- Born: March 19, 1827 Edinburgh, Scotland, United Kingdom
- Died: February 21, 1887 (aged 59) Ames, Iowa, United States
- Place of burial: Ames, Iowa
- Allegiance: Great Britain United States of America Union
- Branch: British Army Union Army
- Service years: 1861–1865 (USA)
- Rank: Colonel Bvt. Brigadier General
- Commands: 8th Iowa Infantry Regiment
- Conflicts: First Anglo-Afghan War American Civil War

= James Lorraine Geddes =

American songwriter (1827–1887)

James Lorraine Geddes (March 19, 1827 - February 21, 1887) was a soldier in India, a brigade commander in the Western Theater of the American Civil War, college administrator and professor, and military songwriter.

==Biography==
Geddes was born in Edinburgh, Scotland. In his boyhood he was taken to Canada, but in 1843 he returned to Scotland.
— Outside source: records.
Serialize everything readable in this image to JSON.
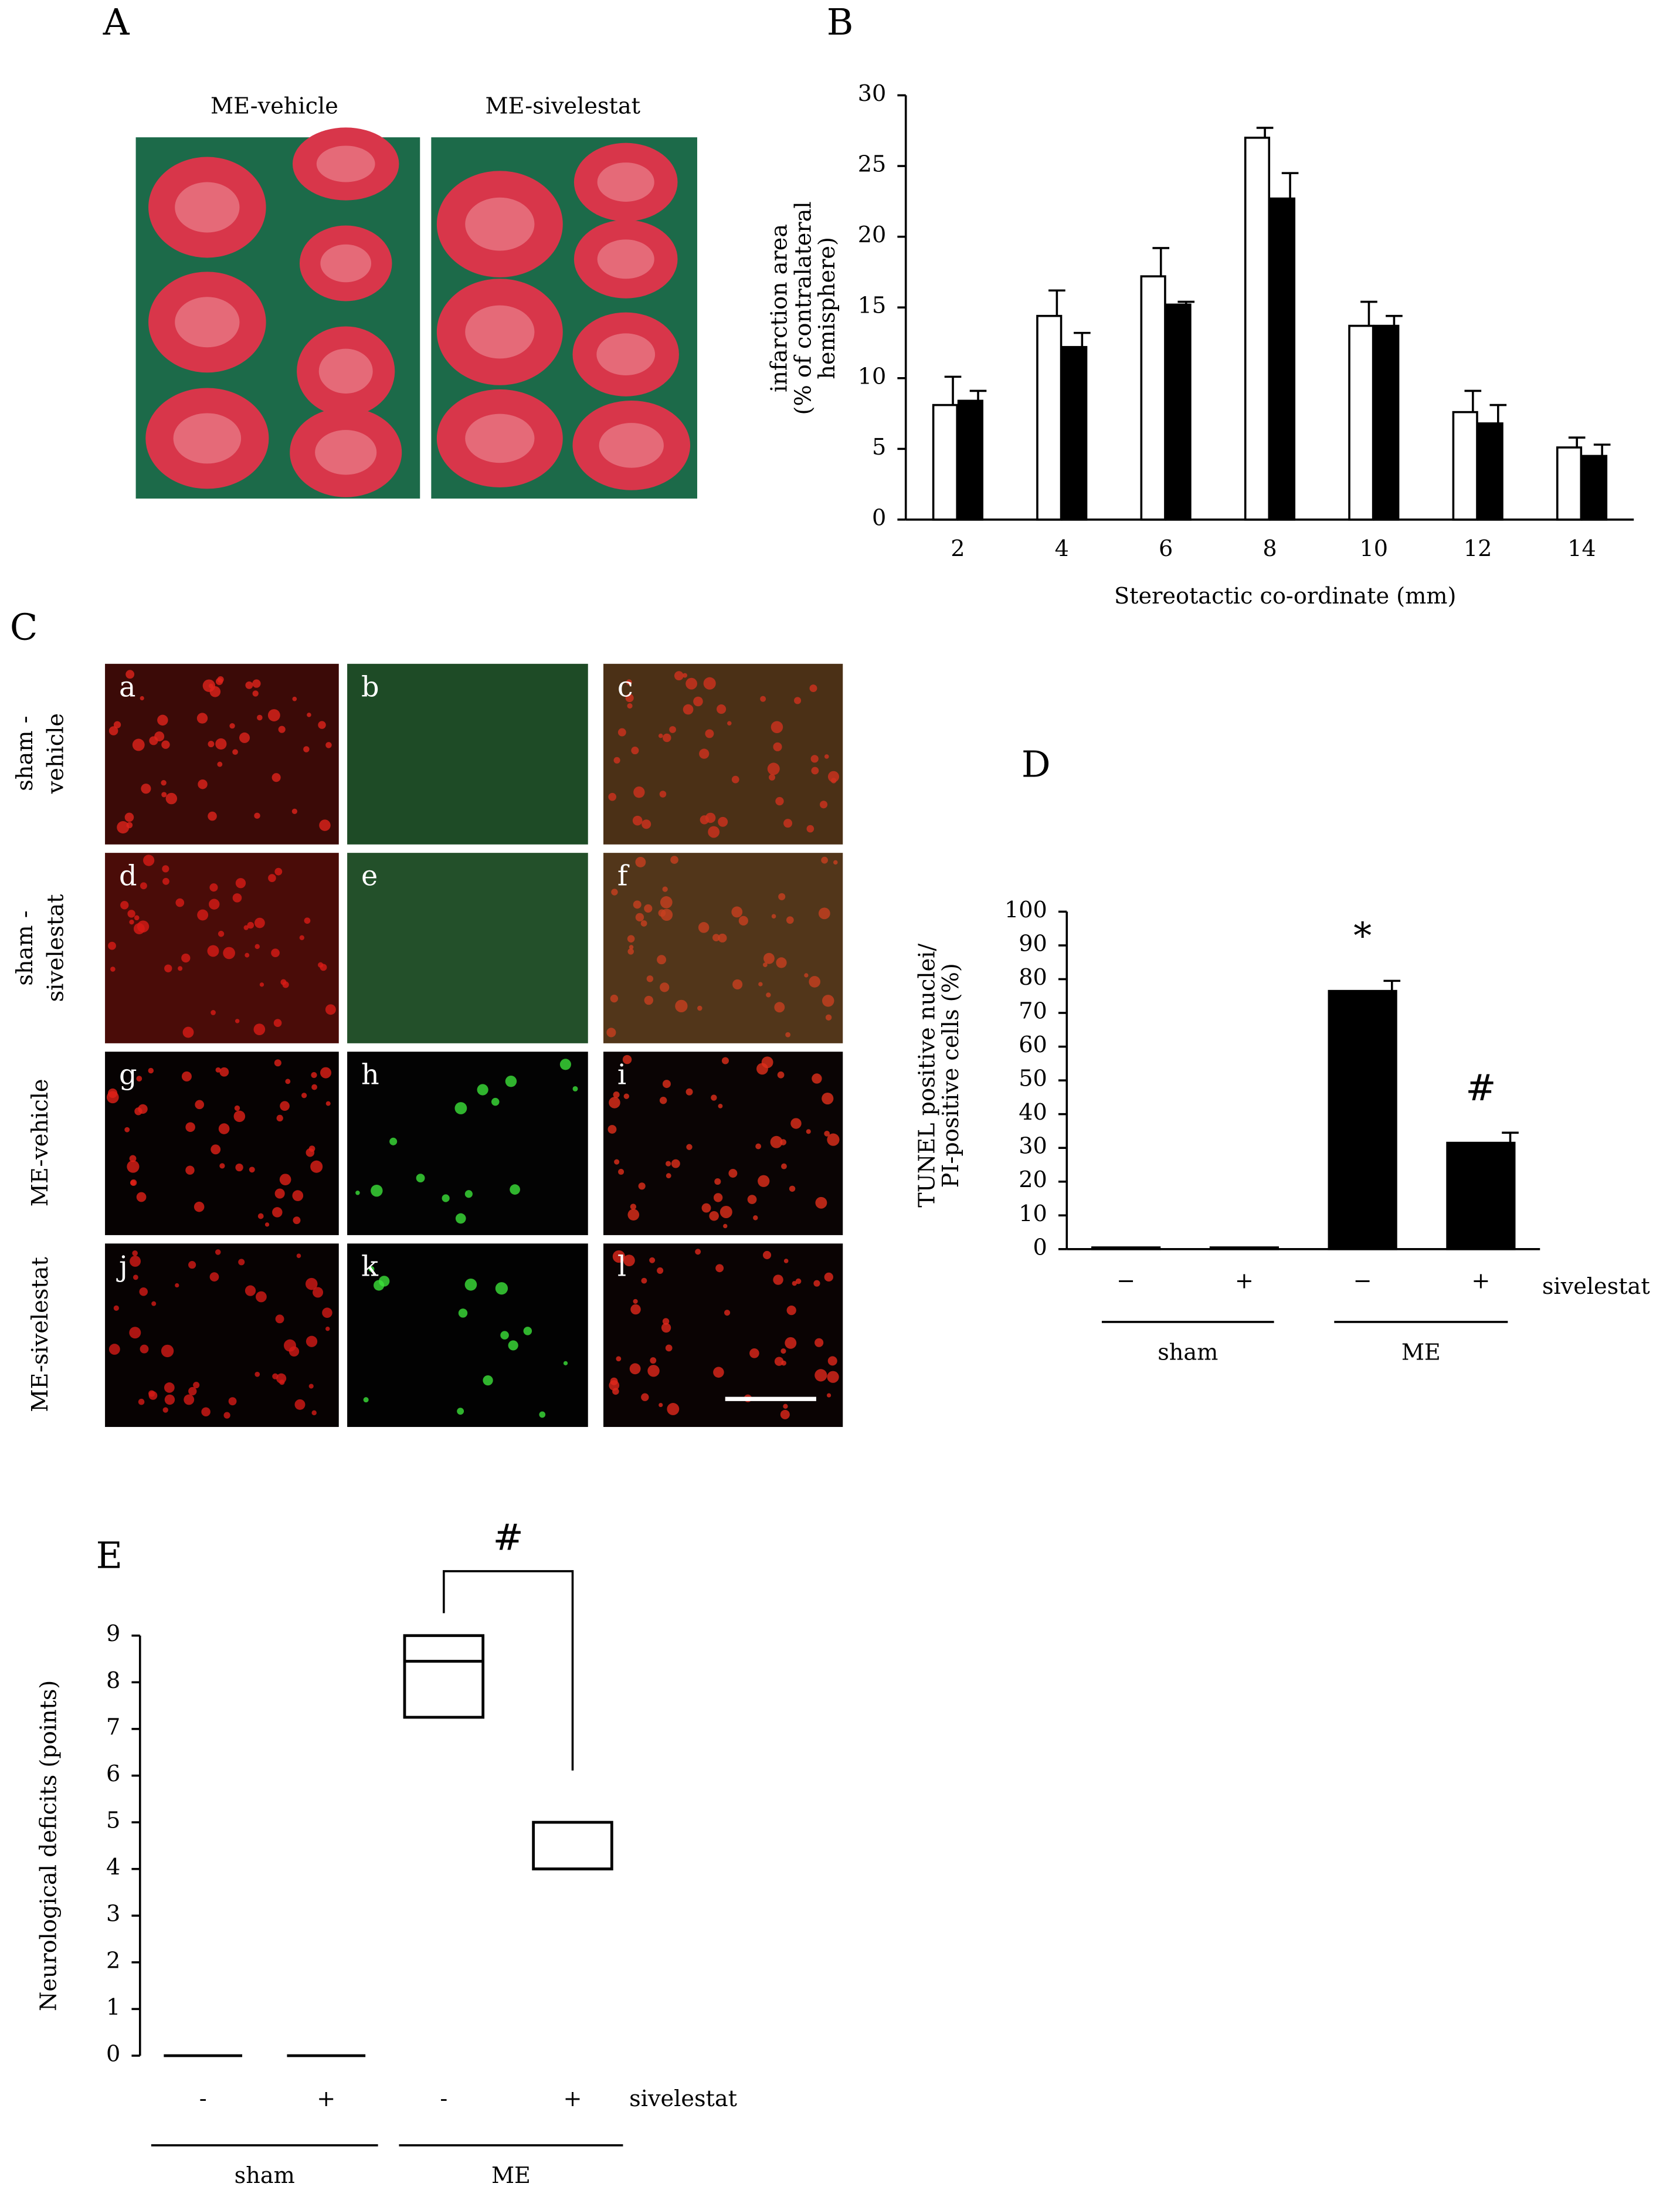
{
  "panels": {
    "A": {
      "label": "A",
      "titles": [
        "ME-vehicle",
        "ME-sivelestat"
      ]
    },
    "C": {
      "label": "C",
      "cells": [
        "a",
        "b",
        "c",
        "d",
        "e",
        "f",
        "g",
        "h",
        "i",
        "j",
        "k",
        "l"
      ],
      "rows": [
        [
          "sham -",
          "vehicle"
        ],
        [
          "sham -",
          "sivelestat"
        ],
        [
          "ME-vehicle"
        ],
        [
          "ME-sivelestat"
        ]
      ]
    }
  },
  "chart_data": [
    {
      "panel": "B",
      "type": "bar",
      "categories": [
        2,
        4,
        6,
        8,
        10,
        12,
        14
      ],
      "series": [
        {
          "color": "#ffffff",
          "values": [
            8.1,
            14.4,
            17.2,
            27.0,
            13.7,
            7.6,
            5.1
          ],
          "errors": [
            2.0,
            1.8,
            2.0,
            0.7,
            1.7,
            1.5,
            0.7
          ]
        },
        {
          "color": "#000000",
          "values": [
            8.4,
            12.2,
            15.2,
            22.7,
            13.7,
            6.8,
            4.5
          ],
          "errors": [
            0.7,
            1.0,
            0.2,
            1.8,
            0.7,
            1.3,
            0.8
          ]
        }
      ],
      "ylim": [
        0,
        30
      ],
      "yticks": [
        0,
        5,
        10,
        15,
        20,
        25,
        30
      ],
      "y_label": [
        "infarction area",
        "(% of contralateral",
        "hemisphere)"
      ],
      "x_label": "Stereotactic co-ordinate (mm)"
    },
    {
      "panel": "D",
      "type": "bar",
      "categories": [
        "−",
        "+",
        "−",
        "+"
      ],
      "series": [
        {
          "color": "#000000",
          "values": [
            0.5,
            0.5,
            76.5,
            31.5
          ],
          "errors": [
            0,
            0,
            3,
            3
          ]
        }
      ],
      "value_annotations": [
        null,
        null,
        "*",
        "#"
      ],
      "ylim": [
        0,
        100
      ],
      "yticks": [
        0,
        10,
        20,
        30,
        40,
        50,
        60,
        70,
        80,
        90,
        100
      ],
      "y_label": [
        "TUNEL positive nuclei/",
        "PI-positive cells (%)"
      ],
      "factor_label": "sivelestat",
      "groups": [
        "sham",
        "ME"
      ]
    },
    {
      "panel": "E",
      "type": "box",
      "categories": [
        "-",
        "+",
        "-",
        "+"
      ],
      "boxes": [
        {
          "q1": 0,
          "median": 0,
          "q3": 0
        },
        {
          "q1": 0,
          "median": 0,
          "q3": 0
        },
        {
          "q1": 7.25,
          "median": 8.45,
          "q3": 9
        },
        {
          "q1": 4,
          "median": 4,
          "q3": 5
        }
      ],
      "significance": "#",
      "ylim": [
        0,
        9
      ],
      "yticks": [
        0,
        1,
        2,
        3,
        4,
        5,
        6,
        7,
        8,
        9
      ],
      "y_label": [
        "Neurological deficits (points)"
      ],
      "factor_label": "sivelestat",
      "groups": [
        "sham",
        "ME"
      ]
    }
  ]
}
He then studied at Calcutta in the British military academy, entered the British Army in the Royal Horse Artillery, and after distinguishing himself in the Punjab campaign in the First Anglo-Afghan War, particularly at the Khyber Pass. He returned to Canada and was commissioned a colonel in a regiment of cavalry. He married New York native Margaret Moore on October 14, 1856, in Yarmouth, Nova Scotia. In 1857 he resigned from the army and moved to the United States, settling in Vinton, Iowa, where he taught school.

In the American Civil War, Geddes served in the Union army, enlisting as a private in the 8th Iowa Infantry. He was promoted to captain and then lieutenant colonel, and after February 1862 as colonel of volunteers. He took part in the fighting at Shiloh, where he was wounded and captured. He was imprisoned for a time at Madison, Georgia, and in Libby Prison in Richmond, Virginia. After being exchanged, he fought at Vicksburg and Jackson. In October 1863, he was given command of a brigade and sent to Brownsville, Texas. Subsequently, he served as the provost marshal of Federal occupied Memphis, Tennessee, which he saved from seizure by Confederate cavalry under Nathan Bedford Forrest. He commanded a brigade in the Mobile Campaign and fought with distinction at the Battle of Spanish Fort. On January 13, 1866, President Andrew Johnson nominated Geddes for appointment to the grade of brevet brigadier general of volunteers, to rank from June 5, 1865, and the United States Senate confirmed the appointment on March 12, 1866.

After the war, Geddes was principal of the Iowa College for the Blind at Vinton, and until his death was connected with the Iowa College of Agriculture at Ames, being military instructor and cashier in 1870-1882, acting president in 1875-77, librarian in 1877-78, vice-president and professor of military tactics in 1880-82, and treasurer in 1884-87. He wrote a number of popular war songs, including The Soldiers' Battle Prayer and The Stars and Stripes.

He died at Ames, Iowa on February 21, 1887, and is buried in Evergreen, Cemetery, Vinton, Iowa.